Conard J
Unité Hémostase-Thrombose, Service d'Hématologie Biologique, Paris, France.
Hum Reprod Update. 1999 Nov-Dec;5(6):672-80. doi: 10.1093/humupd/5.6.672.
An increased risk of venous thrombosis has been demonstrated in women receiving oral contraceptives (OCs). This risk has been primarily associated with the oestrogen content, but recent studies showed that the progestogen may also play a role. A higher risk was found with the so-called third-generation (desogestrel, gestodene) as compared with the second-generation progestogens (levonorgestrel). The risk was approximately two-fold. These unexpected results have been the subject of many debates, and bias--such as selection bias--has been suggested. The existence of bias cannot be completely excluded, but the thrombotic risk seems however to be slightly higher with the third-generation progestins. Haemostatic changes have been observed during OC intake. Both coagulation and fibrinolytic activity are increased: the beneficial profibrinolytic effect may counterbalance the deleterious procoagulant effect. This may explain that the absolute risk of venous thromboembolism is low during OC treatments. Some women who have pre-existing haemostatic abnormalities such as deficiency in antithrombin or activated protein C resistance with factor V Leiden, may be at a higher risk. The biological plausibility of the increased risk related to the third-generation progestogens has been explored. Theoretically, this could be due to an increased coagulation or to a lack of increased fibrinolysis as compared with second-generation progestogens. The only difference presently reported with third-generation OCs is a decreased sensitivity to activated protein C, possibly resulting in a hypercoagulability of greater magnitude. The selection bias suggested in epidemiological studies may also exist for the latter study, as women taking third- or second-generation OCs were not randomized. The possible increased risk related to third-generation OCs should not change the known general contra-indications. Practical guidelines are proposed for women with personal or family history of venous thromboembolism, and for those with a congenital cause of thrombophilia.
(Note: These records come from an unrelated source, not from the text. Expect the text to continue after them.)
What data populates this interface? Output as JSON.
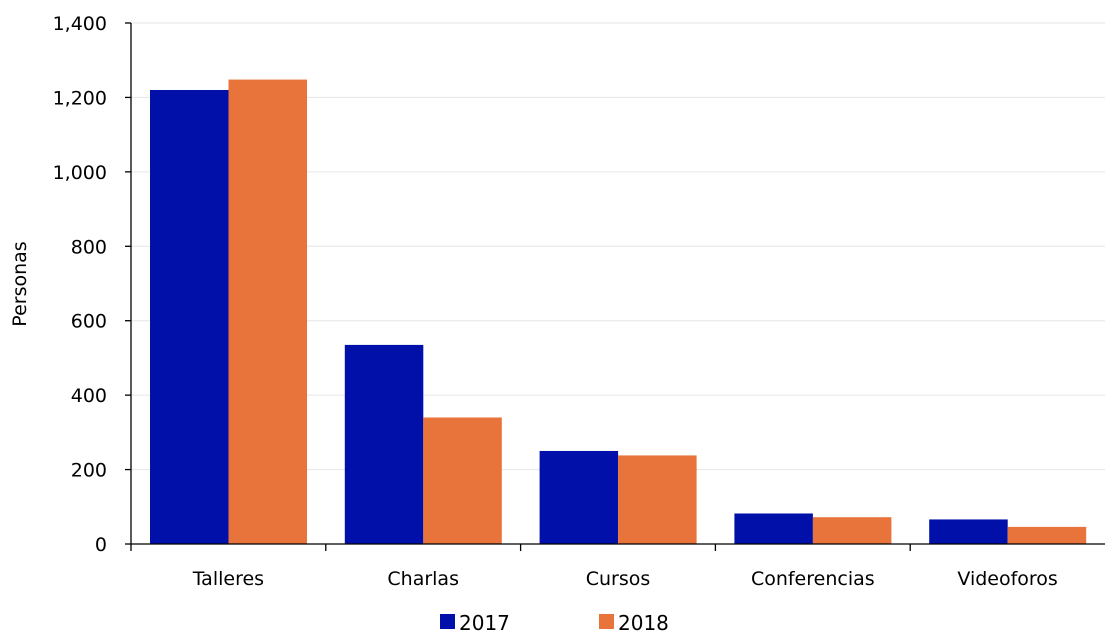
{
  "chart_data": {
    "type": "bar",
    "categories": [
      "Talleres",
      "Charlas",
      "Cursos",
      "Conferencias",
      "Videoforos"
    ],
    "series": [
      {
        "name": "2017",
        "color": "#0010A8",
        "values": [
          1220,
          535,
          250,
          82,
          66
        ]
      },
      {
        "name": "2018",
        "color": "#E8743B",
        "values": [
          1248,
          340,
          238,
          72,
          46
        ]
      }
    ],
    "ylabel": "Personas",
    "xlabel": "",
    "ylim": [
      0,
      1400
    ],
    "yticks": [
      0,
      200,
      400,
      600,
      800,
      1000,
      1200,
      1400
    ],
    "ytick_labels": [
      "0",
      "200",
      "400",
      "600",
      "800",
      "1,000",
      "1,200",
      "1,400"
    ],
    "grid": "horizontal",
    "legend_position": "bottom"
  }
}
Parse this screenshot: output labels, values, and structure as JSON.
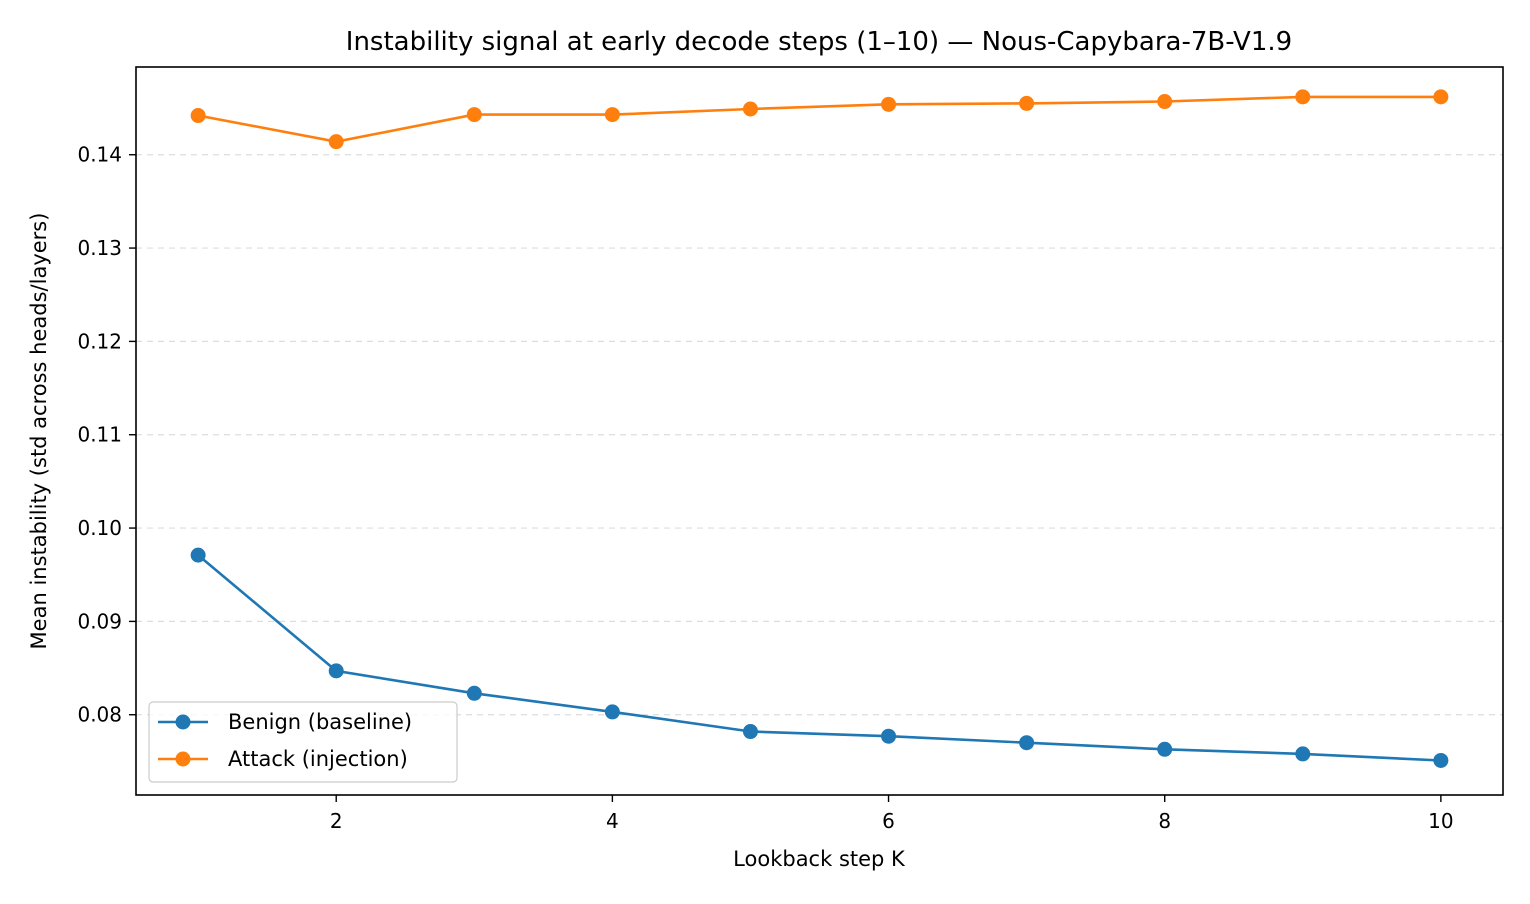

已证实服用口服避孕药(OCs)的女性静脉血栓形成风险增加。这种风险主要与雌激素含量有关,但最近的研究表明孕激素也可能起作用。与第二代孕激素(左炔诺孕酮)相比,所谓的第三代(去氧孕烯、孕二烯酮)孕激素的风险更高。风险约为两倍。这些意外结果引发了许多争论,并有人提出存在偏差,如选择偏差。虽然不能完全排除偏差的存在,但第三代孕激素的血栓形成风险似乎略高。在服用OCs期间观察到了止血变化。凝血和纤溶活性均增加:有益的纤溶作用可能会抵消有害的促凝作用。这可以解释为什么OC治疗期间静脉血栓栓塞的绝对风险较低。一些有预先存在的止血异常的女性,如抗凝血酶缺乏或存在因子V莱顿突变导致的活化蛋白C抵抗,可能风险更高。已经探讨了与第三代孕激素相关的风险增加的生物学合理性。从理论上讲,这可能是由于与第二代孕激素相比,凝血增加或纤溶没有相应增加。目前报道的第三代OCs的唯一差异是对活化蛋白C的敏感性降低,这可能导致更大程度的高凝状态。在流行病学研究中提出的选择偏差在后者的研究中也可能存在,因为服用第三代或第二代OCs的女性并非随机分组。与第三代OCs相关的可能增加的风险不应改变已知的一般禁忌症。针对有个人或家族静脉血栓栓塞病史的女性以及有先天性血栓形成倾向原因的女性,提出了实用指南。